Greenwald continued to elaborate on how secretive mass-surveillance programs undermine governments’ accountability.
“How are elections meaningful, as opposed to symbolic rituals, if we have no idea what the most consequential policies are that are being implemented by our governments?” Greenwald questioned. “I think it really underscored how much secrecy we’ve allowed in our governments in the name of fighting terrorism, to the point where it really has imperiled democracy in a very profound way.”
He also highlighted the negative effects surveillance has on citizens who now, as a result of his work, know they are being watched.
“When we as human beings believe that we are being watched […], our behaviour changes fundamentally,” he said. “Even those of us who think that we’re not being harmed by surveillance are […] harmed in all sorts of fundamental ways. A […] pervasive surveillance state creates a prison in the mind.”
Greenwald believes the publication of Edward Snowden’s documents changed the world and taught an important lesson about the power of individuals.

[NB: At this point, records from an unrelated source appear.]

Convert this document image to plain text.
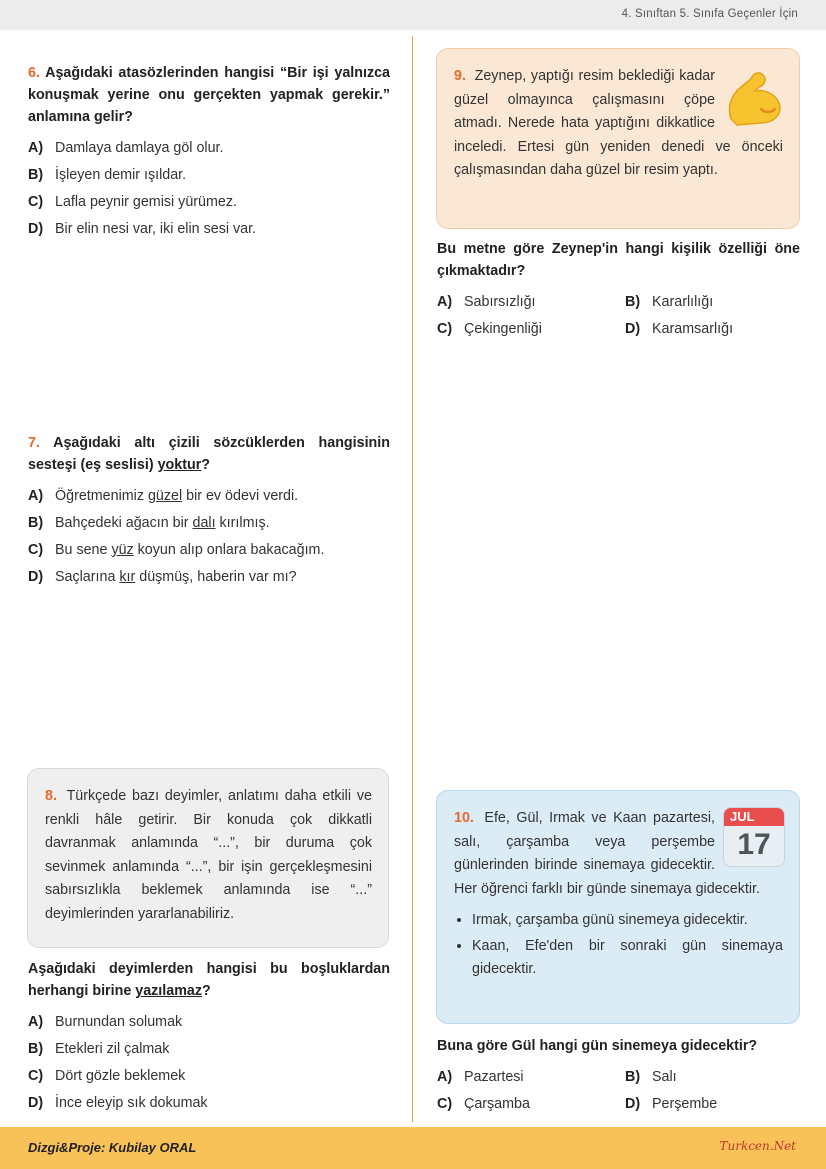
4. Sınıftan 5. Sınıfa Geçenler İçin
6. Aşağıdaki atasözlerinden hangisi “Bir işi yalnızca konuşmak yerine onu gerçekten yapmak gerekir.” anlamına gelir?
A) Damlaya damlaya göl olur.
B) İşleyen demir ışıldar.
C) Lafla peynir gemisi yürümez.
D) Bir elin nesi var, iki elin sesi var.
7. Aşağıdaki altı çizili sözcüklerden hangisinin sesteşi (eş seslisi) yoktur?
A) Öğretmenimiz güzel bir ev ödevi verdi.
B) Bahçedeki ağacın bir dalı kırılmış.
C) Bu sene yüz koyun alıp onlara bakacağım.
D) Saçlarına kır düşmüş, haberin var mı?
8. Türkçede bazı deyimler, anlatımı daha etkili ve renkli hâle getirir. Bir konuda çok dikkatli davranmak anlamında “...”, bir duruma çok sevinmek anlamında “...”, bir işin gerçekleşmesini sabırsızlıkla beklemek anlamında ise “...” deyimlerinden yararlanabiliriz.
Aşağıdaki deyimlerden hangisi bu boşluklardan herhangi birine yazılamaz?
A) Burnundan solumak
B) Etekleri zil çalmak
C) Dört gözle beklemek
D) İnce eleyip sık dokumak
9. Zeynep, yaptığı resim beklediği kadar güzel olmayınca çalışmasını çöpe atmadı. Nerede hata yaptığını dikkatlice inceledi. Ertesi gün yeniden denedi ve önceki çalışmasından daha güzel bir resim yaptı.
Bu metne göre Zeynep'in hangi kişilik özelliği öne çıkmaktadır?
A) Sabırsızlığı	B) Kararlılığı
C) Çekingenliği	D) Karamsarlığı
JUL
17
10. Efe, Gül, Irmak ve Kaan pazartesi, salı, çarşamba veya perşembe günlerinden birinde sinemaya gidecektir. Her öğrenci farklı bir günde sinemaya gidecektir.
• Irmak, çarşamba günü sinemeya gidecektir.
• Kaan, Efe'den bir sonraki gün sinemaya gidecektir.
Buna göre Gül hangi gün sinemeya gidecektir?
A) Pazartesi	B) Salı
C) Çarşamba	D) Perşembe
Dizgi&Proje: Kubilay ORAL	Turkcen.Net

“It changed the way hundreds of millions of people around the world think not just about surveillance, but about privacy, government secrecy, journalism, and [the] role of the individual in relationship to the state,” he said. “Any institution built by humans—no matter how entrenched or formidable it might seem—can always be reformed, attacked, undermined, or destroyed and replaced by other human beings, as long as the conviction and the will on the part of even the most ordinary individuals is there.”
The Beaverbrook Lecture, which invited Greenwald to McGill, is the annual flagship event hosted by Media@McGill, a research and scholarship hub that focuses on issues and controversies within media.
“This year’s lecture is in line with last year’s, where Al Gore commented on the surveillance activities of the NSA, saying they were ‘outrageous’ and ‘completely unacceptable,’” Project Administrator for Media@McGill Sophie Toupin said. “Media@McGill believes it is important for the Canadian public to know what is at stake with surveillance in Canada and abroad.”
Jesse Stein, first-year journalism student at Concordia University, praised the lecture.
“I really respect what [Greenwald] has to say. I look at the type of work that he does, and it reflects a lot on the kind of work that needs to be done,” Stein said. “Personally, that hits a chord. I really feel like I got a lot out of it.”